Kitchen can now add a prestigious award to her family’s legacy. Out of thousands of nominations from across the country, she was awarded “Driver of the Year” by the National Waste and Recycling Association. She’s the first female to take on the title.
“It’s just something I like to do," she said. "I just think of myself as one of the guys.”
Her routes take her in neighborhoods from Millcreek and Sandy to Taylorsville and Herriman.
“I can run roll off, hook lifts, rear load, side load, front load," Kitchen said.
The best part of her job is the people she meets.
“I have little fan clubs in areas, and they’ll follow me around," Kitchen said. "And then, you know, the elderly [say] 'Ooh, girl garbage truck driver, yeah! You go!”
If you ask her what’s the toughest part of her daily routine, she struggles to find something.
“It’s all actually pretty easy other than snow days when you’re sliding sideways or backwards down a hill," she said.
Kitchen has faced some challenges in her personal life. In March, her son Tony died in a car crash while he was on his way to work in Salt Lake City.

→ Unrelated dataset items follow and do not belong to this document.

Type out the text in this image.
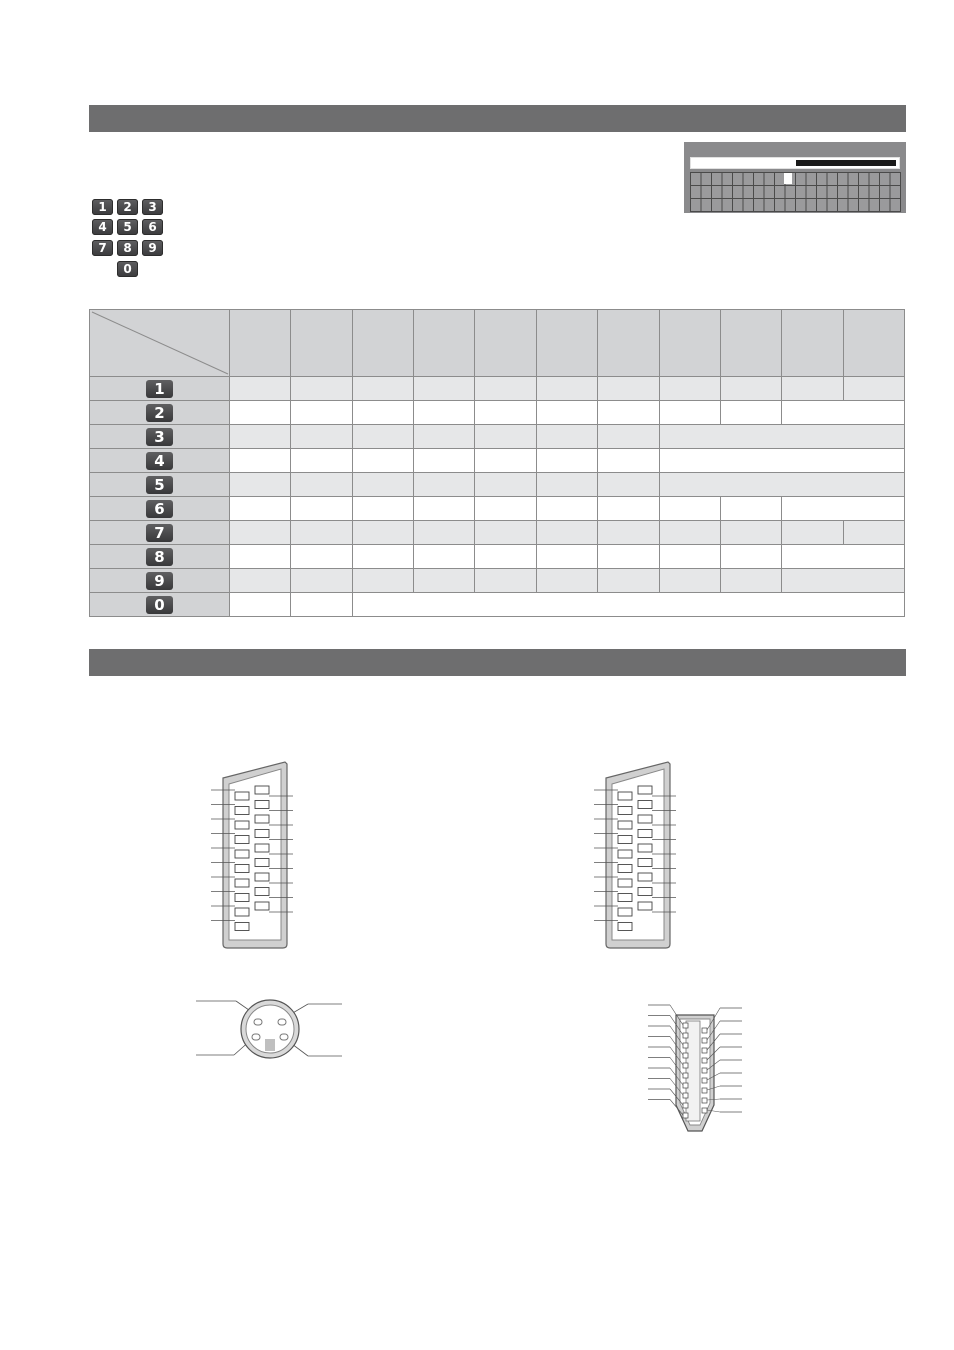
1	2	3
4	5	6
7	8	9
0

1											
2											
3											
4											
5											
6											
7											
8											
9											
0											
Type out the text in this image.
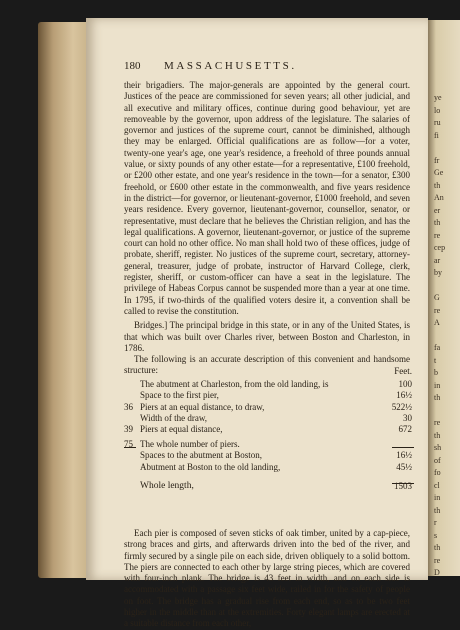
180 MASSACHUSETTS.

their brigadiers. The major-generals are appointed by the general court. Justices of the peace are commissioned for seven years; all other judicial, and all executive and military offices, continue during good behaviour, yet are removeable by the governor, upon address of the legislature. The salaries of governor and justices of the supreme court, cannot be diminished, although they may be enlarged. Official qualifications are as follow—for a voter, twenty-one year's age, one year's residence, a freehold of three pounds annual value, or sixty pounds of any other estate—for a representative, £100 freehold, or £200 other estate, and one year's residence in the town—for a senator, £300 freehold, or £600 other estate in the commonwealth, and five years residence in the district—for governor, or lieutenant-governor, £1000 freehold, and seven years residence. Every governor, lieutenant-governor, counsellor, senator, or representative, must declare that he believes the Christian religion, and has the legal qualifications. A governor, lieutenant-governor, or justice of the supreme court can hold no other office. No man shall hold two of these offices, judge of probate, sheriff, register. No justices of the supreme court, secretary, attorney-general, treasurer, judge of probate, instructor of Harvard College, clerk, register, sheriff, or custom-officer can have a seat in the legislature. The privilege of Habeas Corpus cannot be suspended more than a year at one time. In 1795, if two-thirds of the qualified voters desire it, a convention shall be called to revise the constitution.

Bridges.] The principal bridge in this state, or in any of the United States, is that which was built over Charles river, between Boston and Charleston, in 1786.

The following is an accurate description of this convenient and handsome structure:	Feet.
The abutment at Charleston, from the old landing, is	100
Space to the first pier,	16½
36 Piers at an equal distance, to draw,	522½
Width of the draw,	30
39 Piers at equal distance,	672
75 The whole number of piers.
Spaces to the abutment at Boston,	16½
Abutment at Boston to the old landing,	45½
Whole length,	1503

Each pier is composed of seven sticks of oak timber, united by a cap-piece, strong braces and girts, and afterwards driven into the bed of the river, and firmly secured by a single pile on each side, driven obliquely to a solid bottom. The piers are connected to each other by large string pieces, which are covered with four-inch plank. The bridge is 43 feet in width, and on each side is accommodated with a passage six feet wide, railed in for the safety of people on foot. The bridge has a gradual rise from each end, so as to be two feet higher in the middle than at the extremities. Forty elegant lamps are erected at a suitable distance from each other,

ye
lo
ru
fi

fr
Ge
th
An
er
th
re
cep
ar
by

G
re
A

fa
t
b
in
th

re
th
sh
of
fo
cl
in
th
r
s
th
re
D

“I just got the news and I lost it,” said Kitchen. “He was loving, outgoing, no matter the situation. He always made you laugh.”
Kitchen took a month off from work and just returned two weeks ago.
“It’s a good distraction a little bit," she said.
She credits her second family for helping her heal.
“It’s like a whole other little family," Kitchen said. "[We] laugh, joke, tease; be there for each other.”
Kitchen will officially accept her award at a ceremony in New Orleans in May.